Innovazione e Prodotti

Mattonelle con fanghi di pietra lavica per l'edificio a energia quasi zero

Mila Fiordalisi

L'idea di un imprenditore del Vesuviano adottata dal Cesvitec per i rivestimenti interni del B-Camp, il modulo abitativo «green» progettato da Studio Associati Archimedia con AB e Costructura Consulting

Utilizzare i fanghi derivanti dalla lavorazione della pietra lavica per realizzare mattonelle «green». Questa l'idea venuta a un imprenditore del Vesuviano e prontamente adottata dal Cesvitec – l'azienda speciale della Camera di Commercio di Napoli – nell'ambito della realizzazione del B-Camp, l'edificio «nearly zero energy» (ossia i cui consumi sono quasi totalmente compensati dall'autoproduzione energetica) che vede in pole position, oltre al Cesvitec, la Confederazione nazionale artigianato della città partenopea.

Progettato dallo Studio Associati ArchiMedia con AB Architettura e Bioedilizia e la collaborazione di Costructura Consulting, il modulo abitativo – di cui un prototipo in scala 1:10 è stato esposto lo scorso aprile a Napoli in occasione della VI edizione della mostra-convegno EnergyMed – è un concentrato di materiali "smart" e tecnologie di ultima generazione. Top secret il nome dell'ideatore delle mattonelle in pietra lavica che saranno utilizzate – rende noto il Cesvitec – per la realizzazione di parte dei rivestimenti interni. Le innovative mattonelle sono frutto della cristallizzazione degli scarti di fango (finora smaltiti come rifiuti speciali in discarica) e della successiva pressatura della miscela. E si tratta solo di una delle molte innovazioni protagoniste del B-Camp.

Fra le soluzioni più all'avanguardia sul fronte dei materiali spicca un isolante per pareti realizzato grazie all'uso di fibre tessili riciclate e uno speciale pavimento «autopulente», ossia lavabile solo con acqua senza necessità di detergenti. Da segnalare anche le pannellature esterne a base di lastre in cemento additivato rivestite con un rasante a base di principio attivo fotocatalitico in grado di abbattere gli inquinanti organici e inorganici presenti nell'aria. E in campo ci saranno anche materiali a cosiddetto cambiamento di fase ossia in grado di «modificarsi» sulla base delle condizioni atmosferiche e della temperatura. La struttura sarà interamente realizzata a secco e per gli elementi portanti si utilizzerà legno lamellare, proveniente da foreste coltivate, assemblato con il sistema Glulam (Glued laminated timber). A completare il tutto impianti per la produzione di energia da fonti rinnovabili e ad elevato risparmio energetico. Italcementi, Knauf, Nhp, Telenia, Axioma, Ekovesuvio Stone fra le aziende che hanno deciso di aderire al progetto per la realizzazione dell'edificio «modello», ma altre si stanno progressivamente facendo avanti per mettere a disposizione le proprie soluzioni più all'avanguardia.

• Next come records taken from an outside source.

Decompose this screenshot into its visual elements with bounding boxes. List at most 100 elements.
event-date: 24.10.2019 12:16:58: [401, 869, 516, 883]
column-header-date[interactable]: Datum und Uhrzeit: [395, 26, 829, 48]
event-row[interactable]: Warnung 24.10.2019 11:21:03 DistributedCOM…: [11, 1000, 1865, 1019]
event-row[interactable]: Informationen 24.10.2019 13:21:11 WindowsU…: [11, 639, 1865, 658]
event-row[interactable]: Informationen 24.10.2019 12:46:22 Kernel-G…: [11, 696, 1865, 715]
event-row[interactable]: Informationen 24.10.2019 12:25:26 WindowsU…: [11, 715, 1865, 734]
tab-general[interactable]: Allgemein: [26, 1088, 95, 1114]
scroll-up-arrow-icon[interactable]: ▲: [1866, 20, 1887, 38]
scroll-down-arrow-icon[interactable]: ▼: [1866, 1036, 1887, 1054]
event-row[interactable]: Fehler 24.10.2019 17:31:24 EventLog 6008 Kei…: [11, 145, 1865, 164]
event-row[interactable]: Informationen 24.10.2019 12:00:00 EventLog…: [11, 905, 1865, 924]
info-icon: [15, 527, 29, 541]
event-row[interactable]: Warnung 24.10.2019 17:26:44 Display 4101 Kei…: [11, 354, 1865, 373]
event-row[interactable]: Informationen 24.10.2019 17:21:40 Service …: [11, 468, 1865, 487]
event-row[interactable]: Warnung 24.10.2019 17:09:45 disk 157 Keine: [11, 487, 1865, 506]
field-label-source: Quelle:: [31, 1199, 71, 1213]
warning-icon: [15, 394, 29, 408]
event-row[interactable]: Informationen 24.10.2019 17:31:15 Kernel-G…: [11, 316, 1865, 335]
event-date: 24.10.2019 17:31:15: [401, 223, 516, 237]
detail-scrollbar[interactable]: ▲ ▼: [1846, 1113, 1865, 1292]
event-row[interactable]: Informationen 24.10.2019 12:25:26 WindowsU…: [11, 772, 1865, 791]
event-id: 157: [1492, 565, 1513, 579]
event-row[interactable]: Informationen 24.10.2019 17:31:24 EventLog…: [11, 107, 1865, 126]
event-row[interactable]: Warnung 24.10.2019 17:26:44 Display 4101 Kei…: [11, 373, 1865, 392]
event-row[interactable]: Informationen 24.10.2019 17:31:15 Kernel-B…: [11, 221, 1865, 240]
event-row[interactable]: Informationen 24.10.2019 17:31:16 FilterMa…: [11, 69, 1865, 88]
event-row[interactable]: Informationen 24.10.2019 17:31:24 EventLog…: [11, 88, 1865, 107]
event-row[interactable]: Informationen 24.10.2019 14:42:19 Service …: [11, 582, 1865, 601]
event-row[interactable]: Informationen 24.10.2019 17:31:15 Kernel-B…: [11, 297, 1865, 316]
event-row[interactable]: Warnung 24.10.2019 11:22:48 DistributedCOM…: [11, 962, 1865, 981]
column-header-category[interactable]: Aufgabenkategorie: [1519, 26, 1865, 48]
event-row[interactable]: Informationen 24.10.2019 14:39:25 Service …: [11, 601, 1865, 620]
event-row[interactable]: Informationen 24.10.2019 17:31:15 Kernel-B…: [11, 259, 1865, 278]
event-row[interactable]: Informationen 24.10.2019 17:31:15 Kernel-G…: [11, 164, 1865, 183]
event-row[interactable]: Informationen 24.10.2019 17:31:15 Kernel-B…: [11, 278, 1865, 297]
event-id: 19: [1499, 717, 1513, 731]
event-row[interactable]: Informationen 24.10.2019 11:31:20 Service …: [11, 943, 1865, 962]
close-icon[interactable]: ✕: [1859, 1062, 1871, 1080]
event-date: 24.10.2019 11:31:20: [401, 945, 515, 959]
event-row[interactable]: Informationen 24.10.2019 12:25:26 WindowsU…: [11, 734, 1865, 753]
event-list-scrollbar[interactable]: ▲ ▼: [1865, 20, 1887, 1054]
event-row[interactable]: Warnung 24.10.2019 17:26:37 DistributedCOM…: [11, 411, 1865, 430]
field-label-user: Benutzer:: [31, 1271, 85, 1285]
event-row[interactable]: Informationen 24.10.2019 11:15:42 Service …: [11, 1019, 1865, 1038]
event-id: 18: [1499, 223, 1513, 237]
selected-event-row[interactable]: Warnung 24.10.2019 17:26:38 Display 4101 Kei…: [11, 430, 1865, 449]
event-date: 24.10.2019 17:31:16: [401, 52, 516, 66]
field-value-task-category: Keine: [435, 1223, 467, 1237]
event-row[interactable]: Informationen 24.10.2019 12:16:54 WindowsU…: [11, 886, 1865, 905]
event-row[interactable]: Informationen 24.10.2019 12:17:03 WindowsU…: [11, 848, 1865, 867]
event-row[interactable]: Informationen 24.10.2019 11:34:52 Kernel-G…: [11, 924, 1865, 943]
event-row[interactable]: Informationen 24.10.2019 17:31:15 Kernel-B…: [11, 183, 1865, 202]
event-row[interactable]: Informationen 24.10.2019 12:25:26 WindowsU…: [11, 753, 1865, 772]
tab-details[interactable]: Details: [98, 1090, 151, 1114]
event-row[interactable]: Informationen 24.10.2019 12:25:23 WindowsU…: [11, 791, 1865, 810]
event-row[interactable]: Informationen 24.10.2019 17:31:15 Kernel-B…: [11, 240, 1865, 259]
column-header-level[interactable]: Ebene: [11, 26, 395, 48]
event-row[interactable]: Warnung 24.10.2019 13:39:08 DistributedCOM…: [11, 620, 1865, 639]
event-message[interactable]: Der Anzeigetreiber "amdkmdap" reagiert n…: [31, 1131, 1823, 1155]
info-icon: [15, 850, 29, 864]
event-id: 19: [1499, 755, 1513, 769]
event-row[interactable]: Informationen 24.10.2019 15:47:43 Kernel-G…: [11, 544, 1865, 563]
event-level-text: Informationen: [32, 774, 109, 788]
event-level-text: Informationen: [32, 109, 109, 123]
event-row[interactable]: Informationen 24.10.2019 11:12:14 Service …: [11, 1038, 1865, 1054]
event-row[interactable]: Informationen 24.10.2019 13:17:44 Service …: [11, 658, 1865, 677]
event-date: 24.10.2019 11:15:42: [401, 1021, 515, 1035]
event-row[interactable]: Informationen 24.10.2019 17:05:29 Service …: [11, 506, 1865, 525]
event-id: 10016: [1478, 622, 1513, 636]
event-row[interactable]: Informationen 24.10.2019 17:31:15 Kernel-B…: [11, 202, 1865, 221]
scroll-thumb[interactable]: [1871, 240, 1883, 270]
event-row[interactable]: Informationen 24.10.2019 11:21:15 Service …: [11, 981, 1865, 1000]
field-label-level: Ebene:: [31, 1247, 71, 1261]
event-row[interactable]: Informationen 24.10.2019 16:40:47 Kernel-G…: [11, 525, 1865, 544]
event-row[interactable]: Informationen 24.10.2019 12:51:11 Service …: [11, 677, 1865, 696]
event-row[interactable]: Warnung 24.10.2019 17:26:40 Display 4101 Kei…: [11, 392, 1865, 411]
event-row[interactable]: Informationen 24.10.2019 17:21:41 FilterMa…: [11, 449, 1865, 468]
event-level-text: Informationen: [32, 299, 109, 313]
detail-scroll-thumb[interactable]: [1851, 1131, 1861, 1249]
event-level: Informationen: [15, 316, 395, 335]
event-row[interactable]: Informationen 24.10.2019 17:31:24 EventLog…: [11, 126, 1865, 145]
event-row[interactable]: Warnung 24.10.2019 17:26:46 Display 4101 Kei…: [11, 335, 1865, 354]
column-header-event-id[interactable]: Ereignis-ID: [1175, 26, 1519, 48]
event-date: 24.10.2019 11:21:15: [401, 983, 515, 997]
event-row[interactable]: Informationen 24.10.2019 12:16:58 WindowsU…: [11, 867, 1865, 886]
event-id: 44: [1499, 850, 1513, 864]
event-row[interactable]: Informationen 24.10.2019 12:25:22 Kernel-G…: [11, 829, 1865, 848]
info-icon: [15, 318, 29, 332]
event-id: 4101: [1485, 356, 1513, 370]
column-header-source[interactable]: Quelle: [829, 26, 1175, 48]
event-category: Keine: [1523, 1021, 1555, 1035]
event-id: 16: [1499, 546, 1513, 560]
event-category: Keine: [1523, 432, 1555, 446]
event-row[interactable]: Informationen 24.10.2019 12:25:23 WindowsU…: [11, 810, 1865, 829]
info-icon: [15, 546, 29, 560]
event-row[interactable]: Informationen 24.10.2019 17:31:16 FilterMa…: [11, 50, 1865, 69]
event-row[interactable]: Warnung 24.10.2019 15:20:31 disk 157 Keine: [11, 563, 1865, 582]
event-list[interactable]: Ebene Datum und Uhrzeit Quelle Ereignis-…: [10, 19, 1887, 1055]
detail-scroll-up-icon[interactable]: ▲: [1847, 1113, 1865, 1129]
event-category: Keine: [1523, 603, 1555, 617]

«Il B-Camp si caratterizza per il minor consumo possibile di energia e l'utilizzo di materiali ecocompatibili e non inquinanti», sottolinea il vicepresidente del Cesvitec, Giuseppe Oliviero il quale in occasione, a maggio scorso, della firma del protocollo d'intesa tra la Camera di Commercio e il Comune di Napoli per promuovere e sostenere innovazioni tecnologiche nel settore dell'edilizia ecosostenibile, ha fornito anche alcune stime sui costi. «Un'abitazione ecosostenibile di questo tipo – ha detto - potrebbe costare tra i 1.700 e i 2.500 euro a metro quadro».